Specifically, the DNA samples for the Phase I HapMap came from a total of 269 people: from the Yoruba people in Ibadan, Nigeria (30 both-parent-and-adult-child trios), the Japanese in Tokyo (45 unrelated individuals), the Han Chinese in Beijing (45 unrelated individuals) and the Utah residents of northern and western European ancestry (30 trios). These numbers of samples enabled the project to find almost all haplotypes with frequencies of 5 percent or higher.
All of the new samples collected for the project were obtained with protocols approved by the appropriate ethics committees, after culturally appropriate processes of community engagement or public consultation and individual informed consent. The community engagement process was designed to identify and attempt to respond to culturally specific concerns and give participating communities input into the informed consent and sample collection processes.
How did project address ethical issues?
The project raises a number of ethical issues. Since the samples included no personal identifiers, the privacy risks to individual donors are minimal. However, each sample was labeled by population to allow researchers to choose tag SNPs that are most useful for each future study population. The tag SNPs were chosen based on the haplotype frequencies. The tag SNPs for some regions might differ among populations if the haplotype frequencies in those regions were considerably different among populations. Thus, the SNP and haplotype frequencies for each population will be calculated, allowing comparisons. This could raise risks of group stigmatization or discrimination, if a higher frequency of a disease-associated variant were found in a population and risks associated with that variant were over-generalized to all or most members of the population.
Another potential concern is that the inclusion of populations based on ancestral geography could result in categories such as "race," which are largely socially constructed, being incorrectly viewed as precise and highly meaningful biological constructs. The project undertook the community consultations to understand community concerns about such issues.
What was the project's scientific strategy?
To develop the HapMap, the samples were genotyped for 3 million SNPs across the human genome. When the Project started, 2.6 million SNPs were in the public database dbSNP [ncbi.nlm.nih.gov]. However, many chromosome regions had too few SNPs, and many SNPs were too rare to be useful, so millions of additional SNPs were needed to develop the HapMap. The project discovered another 6 million SNPs.
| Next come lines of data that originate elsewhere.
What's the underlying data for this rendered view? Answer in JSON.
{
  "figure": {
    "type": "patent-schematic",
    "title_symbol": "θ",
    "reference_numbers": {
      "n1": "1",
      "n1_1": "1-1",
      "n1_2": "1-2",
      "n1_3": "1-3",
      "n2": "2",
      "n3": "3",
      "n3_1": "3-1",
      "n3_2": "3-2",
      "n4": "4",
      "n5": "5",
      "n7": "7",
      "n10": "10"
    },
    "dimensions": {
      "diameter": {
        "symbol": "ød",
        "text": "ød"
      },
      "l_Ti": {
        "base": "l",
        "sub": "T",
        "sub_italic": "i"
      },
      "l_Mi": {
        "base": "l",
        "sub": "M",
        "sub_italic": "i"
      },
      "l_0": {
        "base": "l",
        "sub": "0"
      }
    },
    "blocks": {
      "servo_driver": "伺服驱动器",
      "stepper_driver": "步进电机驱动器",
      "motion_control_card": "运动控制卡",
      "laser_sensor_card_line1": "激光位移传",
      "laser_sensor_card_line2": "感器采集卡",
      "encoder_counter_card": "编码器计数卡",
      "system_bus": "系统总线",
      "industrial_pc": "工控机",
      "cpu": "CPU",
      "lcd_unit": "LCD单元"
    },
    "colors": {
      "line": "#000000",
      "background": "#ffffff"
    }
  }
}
The genotyping was carried out by 11 centers in Canada, China, Japan, the United Kingdom and the United States. For Phase I, each center genotyped all the samples for its assigned chromosomes. The centers used six genotyping technologies. The initial Phase I map produced data on 1 million SNPs in the HapMap samples, evenly spaced across the genome. In Phase II, another 2.1 million SNPs were genotyped in the samples. Genotyping quality was assessed by using duplicate samples, by having all centers genotype a standard set of SNPs, by having centers check some of the genotypes produced by other centers, and by comparing overlap data with other projects.
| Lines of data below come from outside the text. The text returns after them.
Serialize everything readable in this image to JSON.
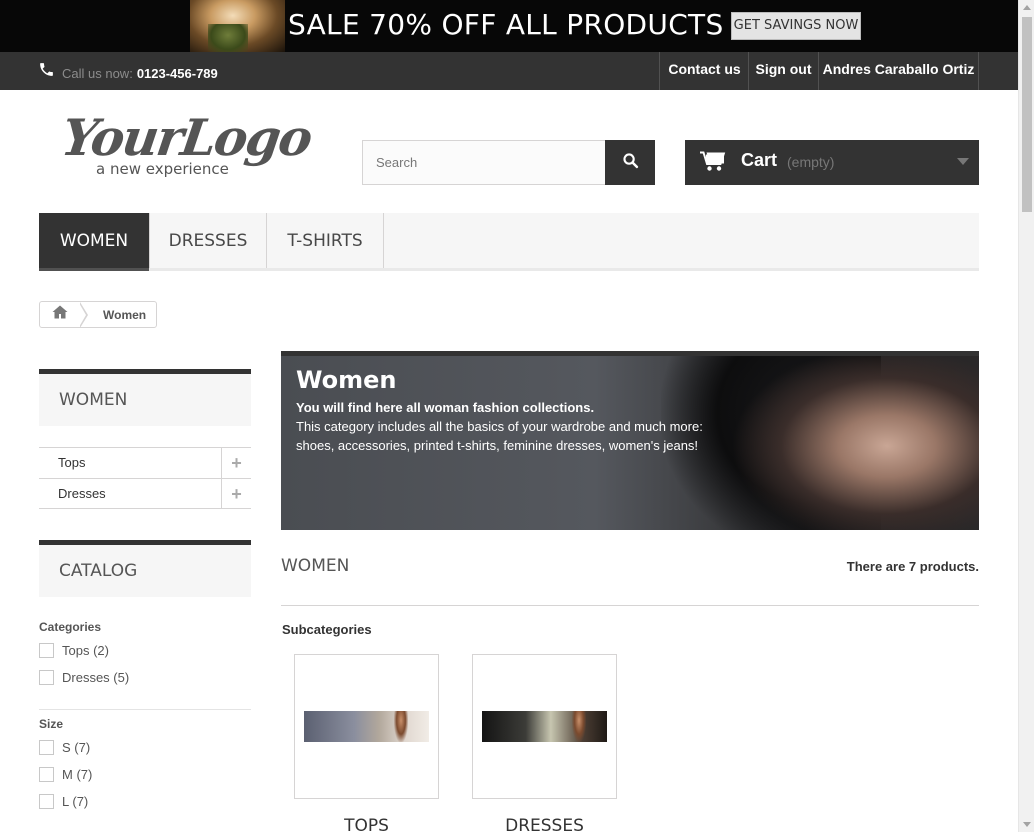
{
  "promo": {
    "headline": "SALE 70% OFF ALL PRODUCTS",
    "cta": "GET SAVINGS NOW"
  },
  "topbar": {
    "call_label": "Call us now:",
    "phone": "0123-456-789",
    "links": [
      "Contact us",
      "Sign out",
      "Andres Caraballo Ortiz"
    ]
  },
  "logo": {
    "main": "YourLogo",
    "tagline": "a new experience"
  },
  "search": {
    "placeholder": "Search"
  },
  "cart": {
    "label": "Cart",
    "status": "(empty)"
  },
  "menu": {
    "items": [
      "WOMEN",
      "DRESSES",
      "T-SHIRTS"
    ],
    "active": "WOMEN"
  },
  "breadcrumb": {
    "current": "Women"
  },
  "sidebar": {
    "category_title": "WOMEN",
    "categories": [
      "Tops",
      "Dresses"
    ],
    "catalog_title": "CATALOG",
    "filters": {
      "categories_label": "Categories",
      "categories": [
        "Tops (2)",
        "Dresses (5)"
      ],
      "size_label": "Size",
      "sizes": [
        "S (7)",
        "M (7)",
        "L (7)"
      ]
    }
  },
  "hero": {
    "title": "Women",
    "subtitle": "You will find here all woman fashion collections.",
    "line1": "This category includes all the basics of your wardrobe and much more:",
    "line2": "shoes, accessories, printed t-shirts, feminine dresses, women's jeans!"
  },
  "listing": {
    "title": "WOMEN",
    "count_text": "There are 7 products.",
    "subcategories_label": "Subcategories",
    "subcategories": [
      "TOPS",
      "DRESSES"
    ]
  },
  "colors": {
    "dark": "#333333",
    "panel": "#f6f6f6",
    "border": "#d6d4d4"
  }
}
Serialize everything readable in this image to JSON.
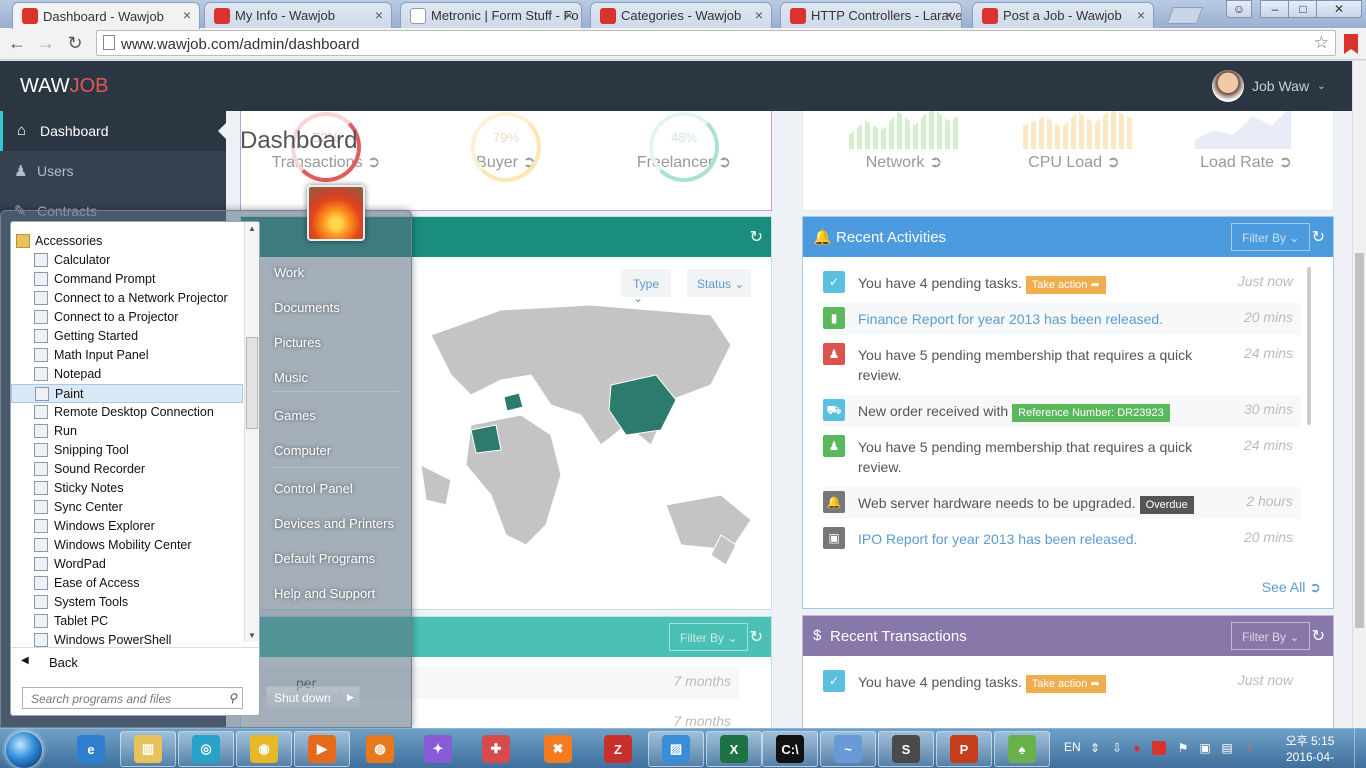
{
  "browser": {
    "tabs": [
      {
        "title": "Dashboard - Wawjob",
        "active": true
      },
      {
        "title": "My Info - Wawjob",
        "active": false
      },
      {
        "title": "Metronic | Form Stuff - Fo",
        "active": false
      },
      {
        "title": "Categories - Wawjob",
        "active": false
      },
      {
        "title": "HTTP Controllers - Laravel",
        "active": false
      },
      {
        "title": "Post a Job - Wawjob",
        "active": false
      }
    ],
    "url": "www.wawjob.com/admin/dashboard"
  },
  "app": {
    "logo_main": "WAW",
    "logo_accent": "JOB",
    "user_name": "Job Waw",
    "page_title": "Dashboard"
  },
  "sidebar": {
    "items": [
      {
        "label": "Dashboard",
        "icon": "home-icon",
        "active": true
      },
      {
        "label": "Users",
        "icon": "users-icon",
        "active": false
      },
      {
        "label": "Contracts",
        "icon": "contracts-icon",
        "active": false
      }
    ]
  },
  "stats_left": {
    "items": [
      {
        "value": "52%",
        "label": "Transactions"
      },
      {
        "value": "79%",
        "label": "Buyer"
      },
      {
        "value": "48%",
        "label": "Freelancer"
      }
    ]
  },
  "stats_right": {
    "items": [
      {
        "label": "Network"
      },
      {
        "label": "CPU Load"
      },
      {
        "label": "Load Rate"
      }
    ]
  },
  "map_portlet": {
    "type_label": "Type",
    "status_label": "Status"
  },
  "recent_activities": {
    "title": "Recent Activities",
    "filter_label": "Filter By",
    "see_all": "See All",
    "items": [
      {
        "text": "You have 4 pending tasks.",
        "badge": "Take action",
        "badge_color": "#f0ad4e",
        "time": "Just now",
        "color": "#5bc0de",
        "icon": "check-icon",
        "link": false
      },
      {
        "text": "Finance Report for year 2013 has been released.",
        "badge": "",
        "time": "20 mins",
        "color": "#5cb85c",
        "icon": "bar-chart-icon",
        "link": true
      },
      {
        "text": "You have 5 pending membership that requires a quick review.",
        "badge": "",
        "time": "24 mins",
        "color": "#d9534f",
        "icon": "user-icon",
        "link": false
      },
      {
        "text": "New order received with",
        "badge": "Reference Number: DR23923",
        "badge_color": "#5cb85c",
        "time": "30 mins",
        "color": "#5bc0de",
        "icon": "cart-icon",
        "link": false
      },
      {
        "text": "You have 5 pending membership that requires a quick review.",
        "badge": "",
        "time": "24 mins",
        "color": "#5cb85c",
        "icon": "user-icon",
        "link": false
      },
      {
        "text": "Web server hardware needs to be upgraded.",
        "badge": "Overdue",
        "badge_color": "#555555",
        "time": "2 hours",
        "color": "#777777",
        "icon": "bell-icon",
        "link": false
      },
      {
        "text": "IPO Report for year 2013 has been released.",
        "badge": "",
        "time": "20 mins",
        "color": "#777777",
        "icon": "briefcase-icon",
        "link": true
      }
    ]
  },
  "recent_jobs": {
    "filter_label": "Filter By",
    "items": [
      {
        "text": "per",
        "time": "7 months"
      },
      {
        "text": "",
        "time": "7 months"
      }
    ]
  },
  "recent_transactions": {
    "title": "Recent Transactions",
    "filter_label": "Filter By",
    "items": [
      {
        "text": "You have 4 pending tasks.",
        "badge": "Take action",
        "time": "Just now"
      }
    ]
  },
  "start_menu": {
    "programs": [
      {
        "label": "Accessories",
        "folder": true
      },
      {
        "label": "Calculator"
      },
      {
        "label": "Command Prompt"
      },
      {
        "label": "Connect to a Network Projector"
      },
      {
        "label": "Connect to a Projector"
      },
      {
        "label": "Getting Started"
      },
      {
        "label": "Math Input Panel"
      },
      {
        "label": "Notepad"
      },
      {
        "label": "Paint",
        "highlight": true
      },
      {
        "label": "Remote Desktop Connection"
      },
      {
        "label": "Run"
      },
      {
        "label": "Snipping Tool"
      },
      {
        "label": "Sound Recorder"
      },
      {
        "label": "Sticky Notes"
      },
      {
        "label": "Sync Center"
      },
      {
        "label": "Windows Explorer"
      },
      {
        "label": "Windows Mobility Center"
      },
      {
        "label": "WordPad"
      },
      {
        "label": "Ease of Access"
      },
      {
        "label": "System Tools"
      },
      {
        "label": "Tablet PC"
      },
      {
        "label": "Windows PowerShell"
      }
    ],
    "back_label": "Back",
    "search_placeholder": "Search programs and files",
    "right_links": [
      "Work",
      "Documents",
      "Pictures",
      "Music",
      "Games",
      "Computer",
      "Control Panel",
      "Devices and Printers",
      "Default Programs",
      "Help and Support"
    ],
    "shutdown_label": "Shut down"
  },
  "taskbar": {
    "apps": [
      "Internet Explorer",
      "Windows Explorer",
      "Media Player",
      "Chrome",
      "Media Player Classic",
      "Firefox",
      "App",
      "App",
      "XAMPP",
      "FileZilla",
      "Image Viewer",
      "Excel",
      "Command Prompt",
      "Dolphin",
      "Sublime Text",
      "PowerPoint",
      "Parrot"
    ],
    "language": "EN",
    "time": "오후 5:15",
    "date": "2016-04-13"
  }
}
What are the policies concerning data access and intellectual property?
The project released all the data it produced into the public domain, enabling any researcher worldwide to use the information for free.
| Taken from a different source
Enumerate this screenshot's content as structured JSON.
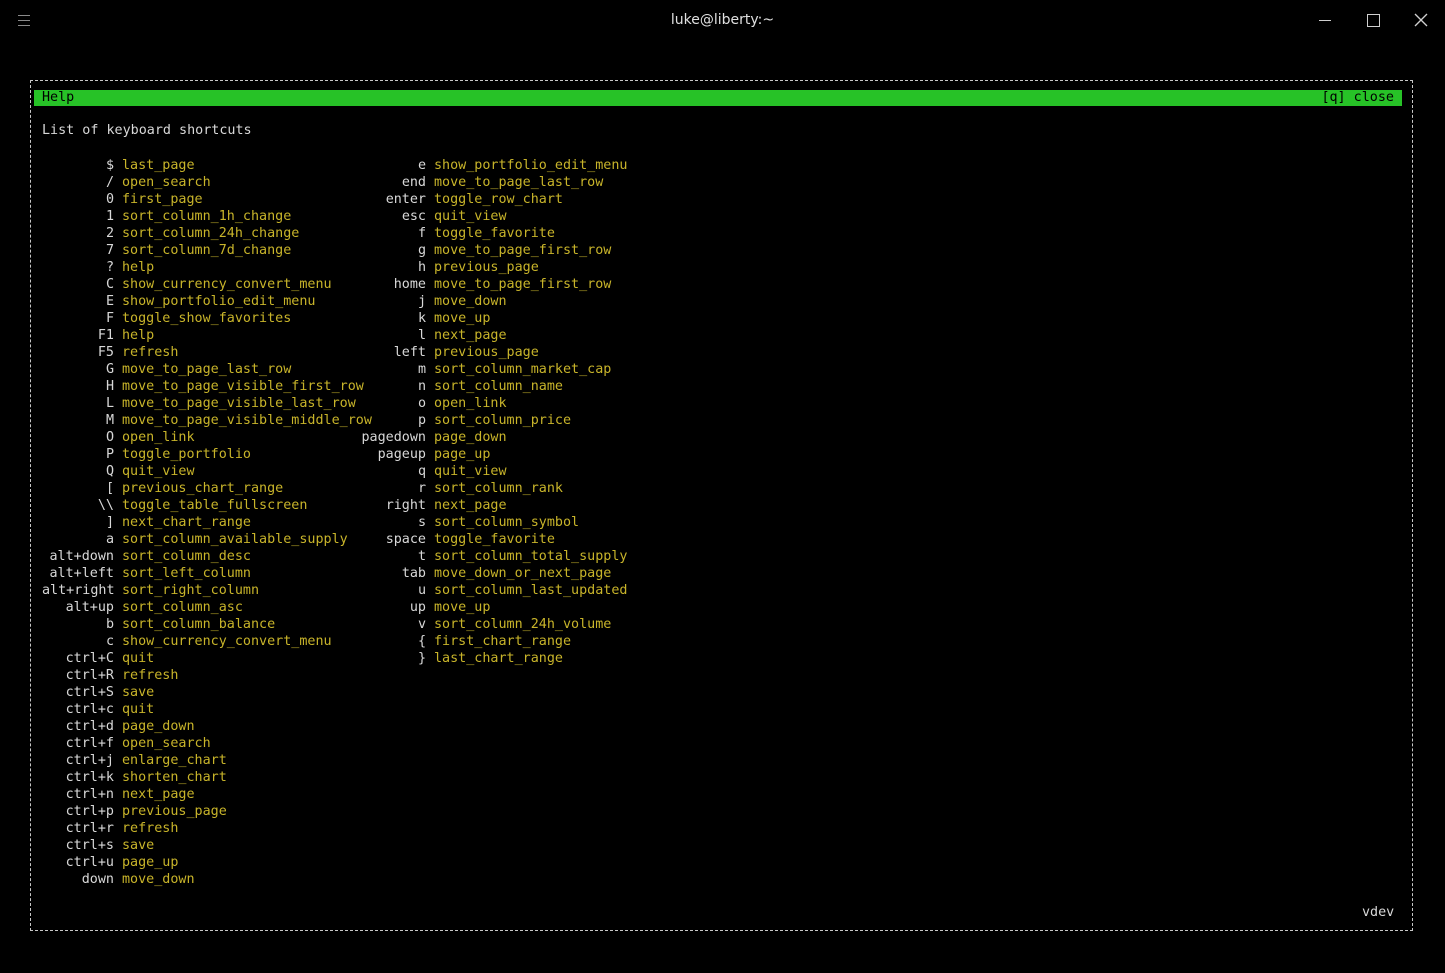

The project does not include "specific utility" studies to relate genetic variation to particular phenotypes, such as a disease risk or drug response. Participants in the project do not believe that SNP, genotype or haplotype data for which a specific utility has not been generated are appropriately patentable inventions. However, the project's policy does not prevent researchers from applying for patents on SNPs or haplotypes for which they have demonstrated a specific utility, as long as they do not prevent others from obtaining access to project data.